Арагон{509}, Э. Триоле{510}, Андрониковы, Н. Хикмет{511}, Л.Ю.{512} и Катанян{513} обед. Вечером — Л. Толстая. Все разговоры о съезде.
2/I.
Вечером — Каверины, жена Кашновского — ужасающая ломака, и опять разговоры о съезде.
3/I.
Никого не было. Читал Мопассана. М. б. — важнее не уметь писать? Они, отцы, чересчур умели.
4/I.
Никого. Головная боль. Пытался писать «Меч-кладенец»{514}, а вместо того обдумывал пьесу, которую вряд ли напишу.
5/I.
Никого. Перепечатывал «Меч-кладенец», очерки о Болгарии. Читал Мопассана; какое странное занятие эта литература.
6/I.
Переписывал «Меч-кладенец». С громадным трудом закончил первую главу. Вечером — [нрзб.] и Василий Вельмицкий.
7/I.
Заседание в «Альманахе». Все срединка-срединка. Вечером — у Л. Брик. — Ученый Бочкарев и М. Плисецкая{515} — как она танцевала.
8/I.
Покупали шкаф. Вечером — В. Ходасевич и ее рассказ о художниках: «А был ли у вас роман с Горьким?»
9/I.
Дома. — В. Ходасевич.

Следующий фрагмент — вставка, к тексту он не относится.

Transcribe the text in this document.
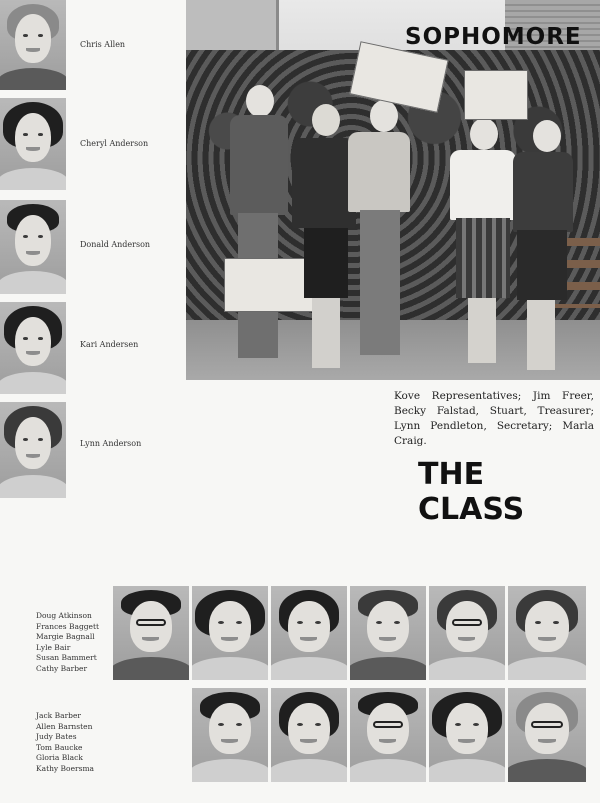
Chris Allen
Cheryl Anderson
Donald Anderson
Kari Andersen
Lynn Anderson
SOPHOMORE
Kove Representatives; Jim Freer, Becky Falstad, Stuart, Treasurer; Lynn Pendleton, Secretary; Marla Craig.
THE CLASS
Doug Atkinson
Frances Baggett
Margie Bagnall
Lyle Bair
Susan Bammert
Cathy Barber
Jack Barber
Allen Barnsten
Judy Bates
Tom Baucke
Gloria Black
Kathy Boersma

Рассказ о Марфе{516}.
10/I.
Дома. Каверин. Крон{517}.— Переписываю «Студеный Кладенец».
11/I.
Дома. Переписывал первую — и самую трудную часть «Студ[еного] Кладенца». В кабинете настилают линолеум.
13/I.
Ходил гулять на станцию и поправлял «Студ[еный] Кладенец». Дневники Л. Толстого за 1910 год. Как странно! А вот Горький дневник не писал. По-видимому, боялся самого себя. Толстой — нет!
«Студ[еный] Кладенец» — рассказ о двух друзьях.
14/I.
«Лит. газета» — разговор: статья о Далласе. — Человек в бекеше: «Я прожил 7 лет в городе свободном. Мне грозят финкой!!!»
15/I.
Дома — на даче. Размышлял о [нрзб.] «Поэте»{518}. Кажется, вполне оформился сюжет. Вечером — в городе. Вечер Пришвина — плохой.
16/I.
Материалы для статьи в «Лит. газету» и размышления о «Поэте». Все больше убеждаюсь, что сюжет готов, но семейный, а нужно не только семейный, госуд[арственный].